France | France, Cour administrative d'appel de Toulouse, 4ème chambre, 08 décembre 2022, 21TL02994


Vu la procédure suivante :

Procédure contentieuse antérieure :

La société à responsabilité limitée Safpel a demandé au tribunal administratif de Nîmes l'annulation de l'arrêté du 2 septembre 2019 par lequel le maire de Manduel lui a refusé un permis d'aménager pour la création d'un lotissement de douze lots.

Par un jugement n° 1903518 rendu le 28 mai 2021, le tribunal administratif de Nîmes a prononcé l'annulation de l'arrêté du 2 septembre 2019 et a enjoint au maire de Manduel de réexaminer la demande de permis d'aménager de la société Safpel.


Procédure devant la cour :

Par une requête enregistrée le 27 juillet 2021 sous le n° 21MA0...

Vu la procédure suivante :

Procédure contentieuse antérieure :

La société à responsabilité limitée Safpel a demandé au tribunal administratif de Nîmes l'annulation de l'arrêté du 2 septembre 2019 par lequel le maire de Manduel lui a refusé un permis d'aménager pour la création d'un lotissement de douze lots.

Par un jugement n° 1903518 rendu le 28 mai 2021, le tribunal administratif de Nîmes a prononcé l'annulation de l'arrêté du 2 septembre 2019 et a enjoint au maire de Manduel de réexaminer la demande de permis d'aménager de la société Safpel.

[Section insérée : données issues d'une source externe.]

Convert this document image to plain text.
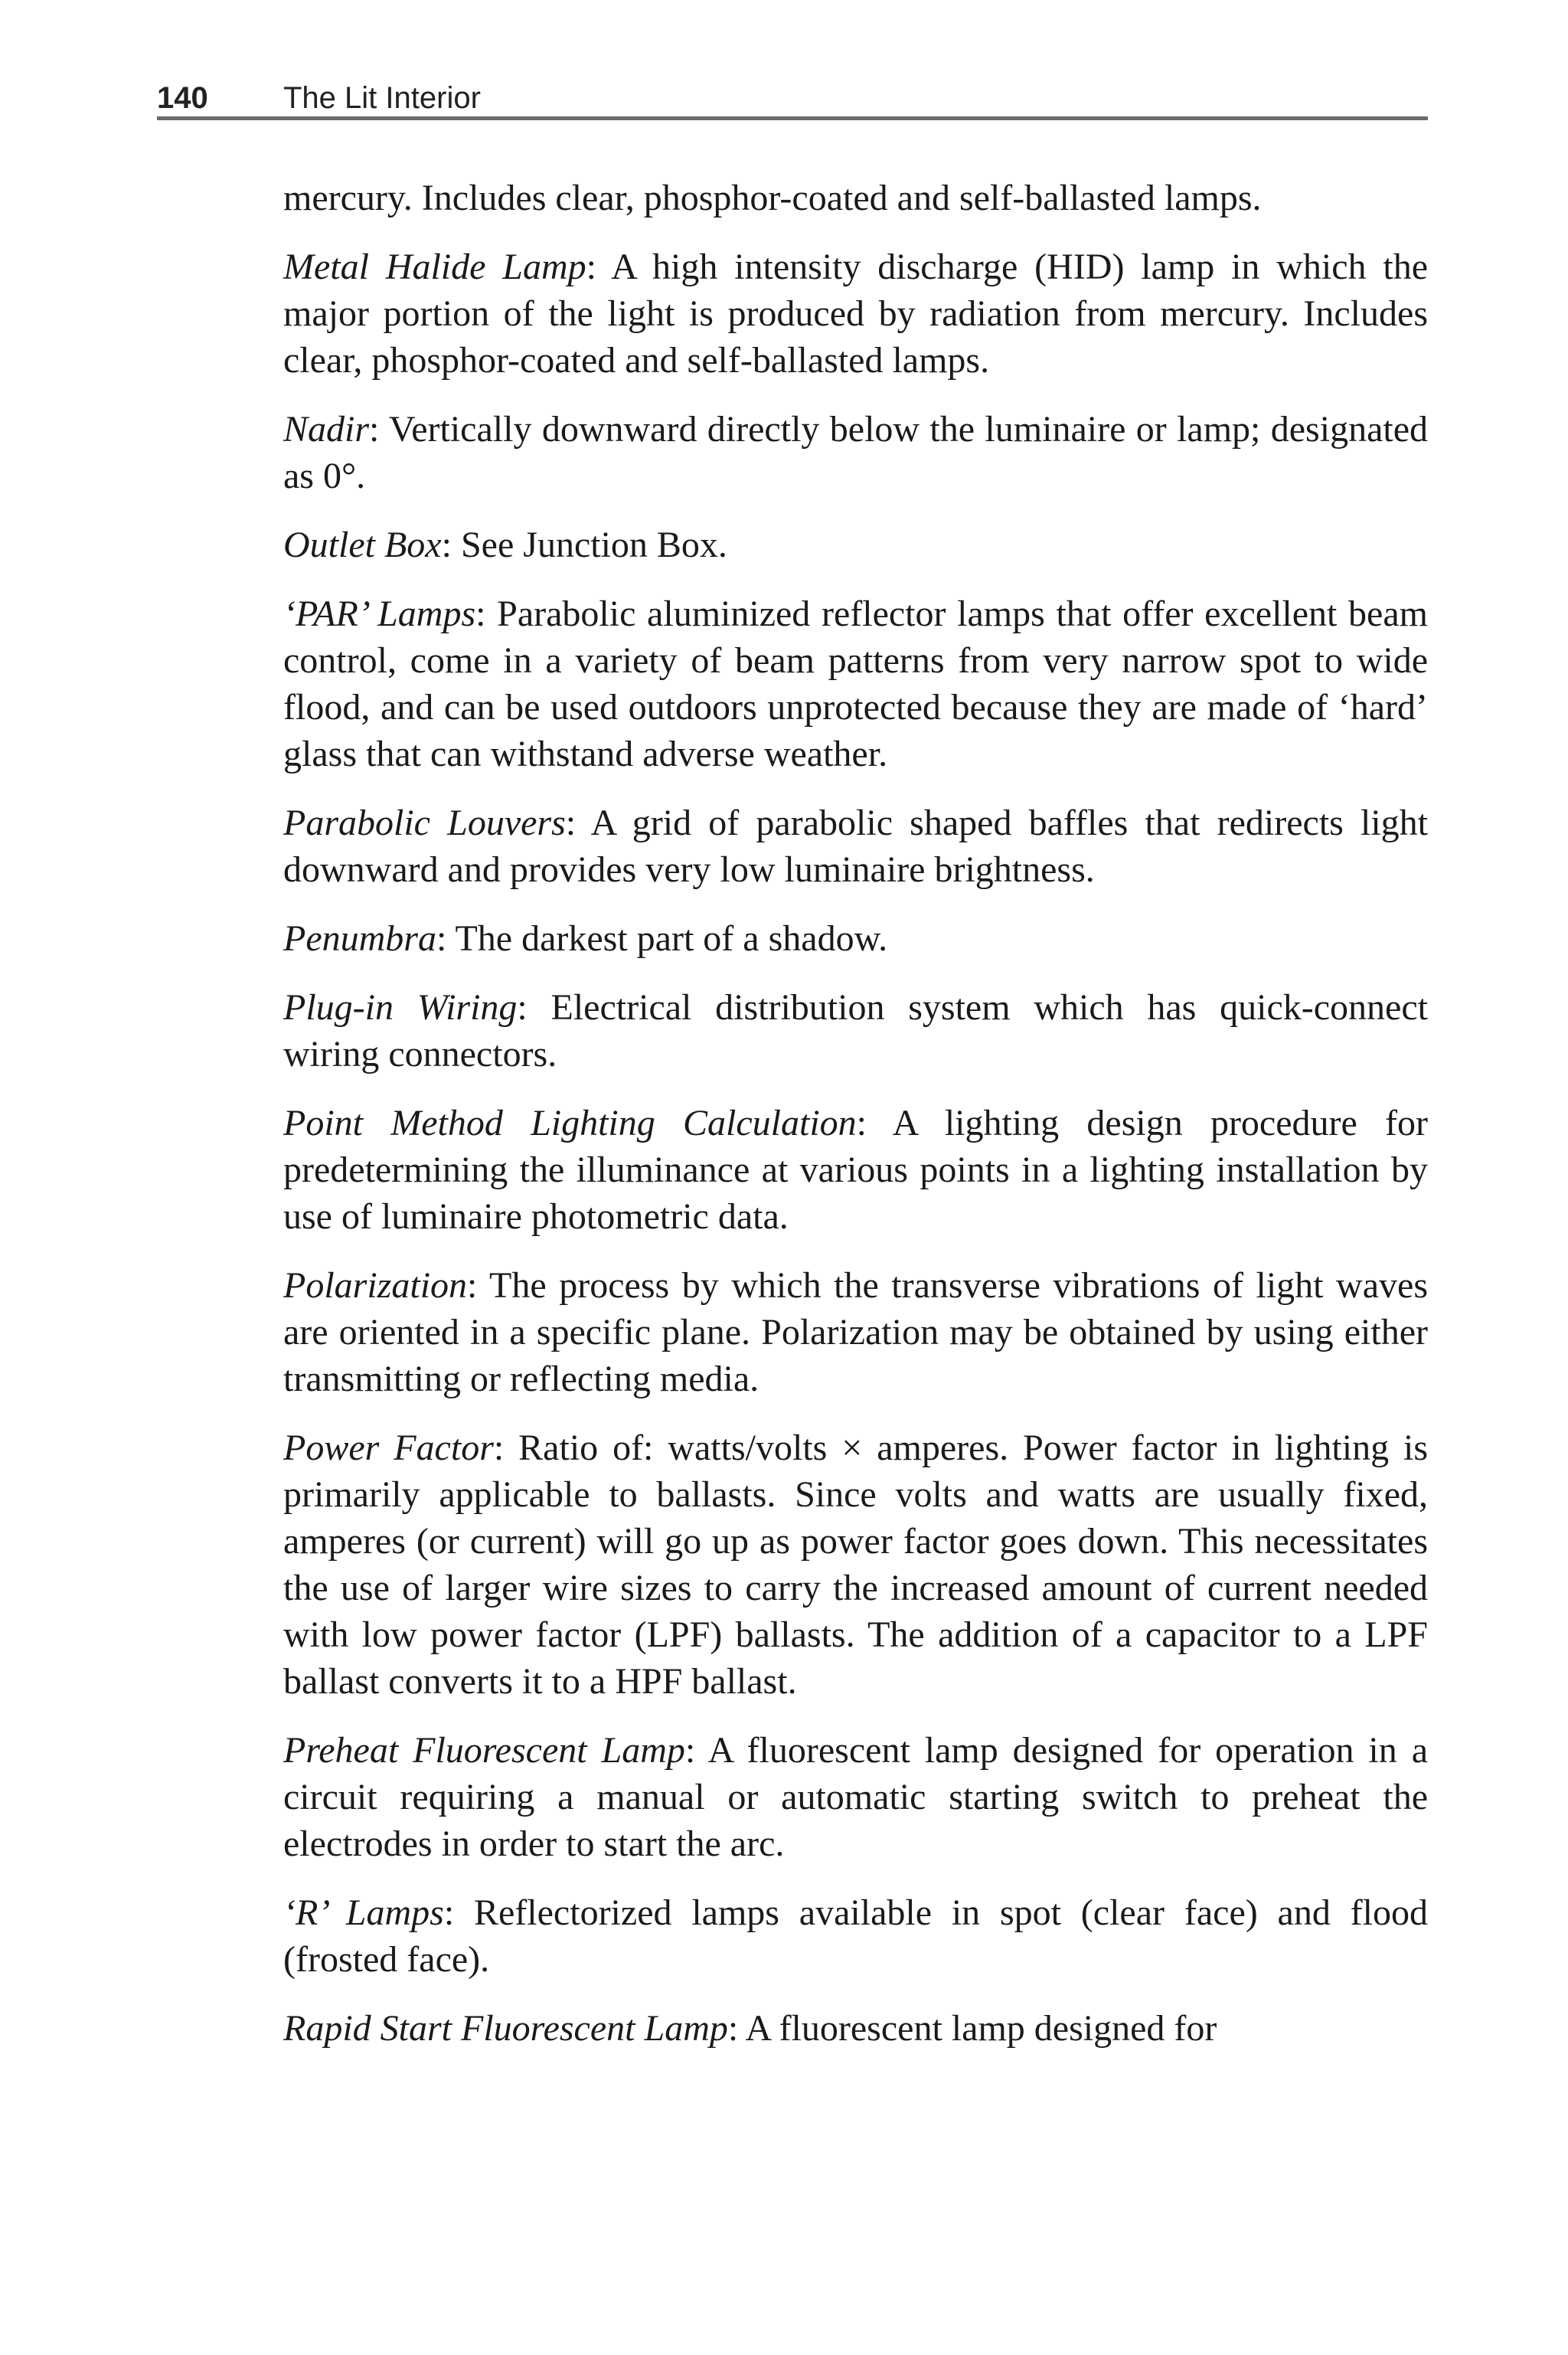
140 The Lit Interior

mercury. Includes clear, phosphor-coated and self-ballasted lamps.

Metal Halide Lamp: A high intensity discharge (HID) lamp in which the major portion of the light is produced by radiation from mercury. Includes clear, phosphor-coated and self-ballasted lamps.

Nadir: Vertically downward directly below the luminaire or lamp; designated as 0°.

Outlet Box: See Junction Box.

‘PAR’ Lamps: Parabolic aluminized reflector lamps that offer excellent beam control, come in a variety of beam patterns from very narrow spot to wide flood, and can be used outdoors unprotected because they are made of ‘hard’ glass that can withstand adverse weather.

Parabolic Louvers: A grid of parabolic shaped baffles that redirects light downward and provides very low luminaire brightness.

Penumbra: The darkest part of a shadow.

Plug-in Wiring: Electrical distribution system which has quick-connect wiring connectors.

Point Method Lighting Calculation: A lighting design procedure for predetermining the illuminance at various points in a lighting installation by use of luminaire photometric data.

Polarization: The process by which the transverse vibrations of light waves are oriented in a specific plane. Polarization may be obtained by using either transmitting or reflecting media.

Power Factor: Ratio of: watts/volts × amperes. Power factor in lighting is primarily applicable to ballasts. Since volts and watts are usually fixed, amperes (or current) will go up as power factor goes down. This necessitates the use of larger wire sizes to carry the increased amount of current needed with low power factor (LPF) ballasts. The addition of a capacitor to a LPF ballast converts it to a HPF ballast.

Preheat Fluorescent Lamp: A fluorescent lamp designed for operation in a circuit requiring a manual or automatic starting switch to preheat the electrodes in order to start the arc.

‘R’ Lamps: Reflectorized lamps available in spot (clear face) and flood (frosted face).

Rapid Start Fluorescent Lamp: A fluorescent lamp designed for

Procédure devant la cour :

Par une requête enregistrée le 27 juillet 2021 sous le n° 21MA02994 au greffe de la cour administrative d'appel de Marseille et ensuite sous le n° 21TL02994 au greffe de la cour administrative d'appel de Toulouse, puis un mémoire enregistré le 6 avril 2022, la commune de Manduel, représentée par la SCP CGCB et associés, demande à la cour :

1°) d'annuler le jugement du 28 mai 2021 ;

2°) de rejeter la demande présentée par la société à responsabilité limitée Safpel devant le tribunal administratif de Nîmes ;

3°) de mettre à la charge de la société Safpel une somme de 3 000 euros au titre de l'article L. 761-1 du code de justice administrative.

Elle soutient que :

- c'est à tort que le tribunal administratif de Nîmes a estimé que le refus opposé par le maire était entaché d'une erreur d'appréciation au regard de l'article R. 111-2 du code de l'urbanisme en raison de la présence d'une canalisation d'irrigation faisant obstacle à la réalisation du projet ;

- c'est à tort que le tribunal a refusé de faire droit à la substitution de motif qu'elle a sollicitée sur le fondement de l'article R. 111-2 du code de l'urbanisme et de l'article UA 3 du plan local d'urbanisme s'agissant des conditions d'accès et de desserte.

Par des mémoires en défense, enregistrés le 13 août 2021 et le 20 avril 2022, la société à responsabilité limitée Safpel, représentée par Me Blanc, conclut au rejet de la requête et à ce que soit mise à la charge de la commune de Manduel une somme de 3 000 euros sur le fondement de l'article L. 761-1 du code justice administrative.

Elle fait valoir que les moyens invoqués ne sont pas fondés.

Par ordonnance du 2 mai 2022, la clôture de l'instruction a été fixée au 18 mai 2022.

Vu les autres pièces du dossier.

Vu :

- le code de l'urbanisme ;

- le code de justice administrative.

Les parties ont été régulièrement averties du jour de l'audience.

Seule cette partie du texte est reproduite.